As a longtime union lawyer, Cohen took advantage of the rule that you can tell your best friend when his breath stinks to tell off the building trades unions.

Cohen hearkened back to his early days in the labor movement, when "the organizing of unions was a crusade," in which the needs of society at large, not just those already organized, were taken into account. Today, he says, organized labor in Philadelphia has become a struggle "to prevent someone from opening a suitcase at the convention center."

To Pat Gillespie, who heads the Philadelphia Building Trades Council, this was a cheap shot. "No one should be giving anyone a hassle about opening a suitcase at the convention center. That's not what organized labor in Philadelphia is about. That's not what the building trades are about."
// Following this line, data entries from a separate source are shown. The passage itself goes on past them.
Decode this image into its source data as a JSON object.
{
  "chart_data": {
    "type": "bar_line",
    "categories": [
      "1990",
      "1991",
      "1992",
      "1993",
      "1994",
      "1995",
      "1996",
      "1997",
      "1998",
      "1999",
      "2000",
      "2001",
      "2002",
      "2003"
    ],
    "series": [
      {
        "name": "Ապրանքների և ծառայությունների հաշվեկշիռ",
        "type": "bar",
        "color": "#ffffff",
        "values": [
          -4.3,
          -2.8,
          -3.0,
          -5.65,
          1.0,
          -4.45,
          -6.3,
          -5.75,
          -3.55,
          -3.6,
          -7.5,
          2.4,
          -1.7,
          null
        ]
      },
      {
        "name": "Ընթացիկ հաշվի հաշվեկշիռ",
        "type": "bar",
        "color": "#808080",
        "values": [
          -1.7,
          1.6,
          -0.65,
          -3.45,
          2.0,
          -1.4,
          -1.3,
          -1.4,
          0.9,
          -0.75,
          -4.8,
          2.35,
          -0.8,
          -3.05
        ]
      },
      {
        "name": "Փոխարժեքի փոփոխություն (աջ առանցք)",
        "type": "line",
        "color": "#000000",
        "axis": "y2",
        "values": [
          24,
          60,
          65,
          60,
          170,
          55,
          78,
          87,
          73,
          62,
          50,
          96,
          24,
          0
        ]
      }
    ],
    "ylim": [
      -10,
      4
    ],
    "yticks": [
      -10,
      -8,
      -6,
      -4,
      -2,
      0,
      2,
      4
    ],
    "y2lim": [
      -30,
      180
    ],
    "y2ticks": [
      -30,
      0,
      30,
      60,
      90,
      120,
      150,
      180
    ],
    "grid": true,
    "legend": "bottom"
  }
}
What they are about, says Gillespie, is getting jobs for their members--something Councilman Cohen opposes when it comes in the form of taxpayer-funded stadiums. According to Gillespie, Councilman Cohen is "always the first person there to say how many rights workers should have -- except the right to a job."

Cohen says the bad blood between him and Gillespie goes back to the days of the Philadelphia Plan, a Nixon administration initiative to integrate the city's building trades unions. Cohen supported the initiative, which was unpopular with the unions.

"Pat Gillespie hasn't supported me since then," says Cohen.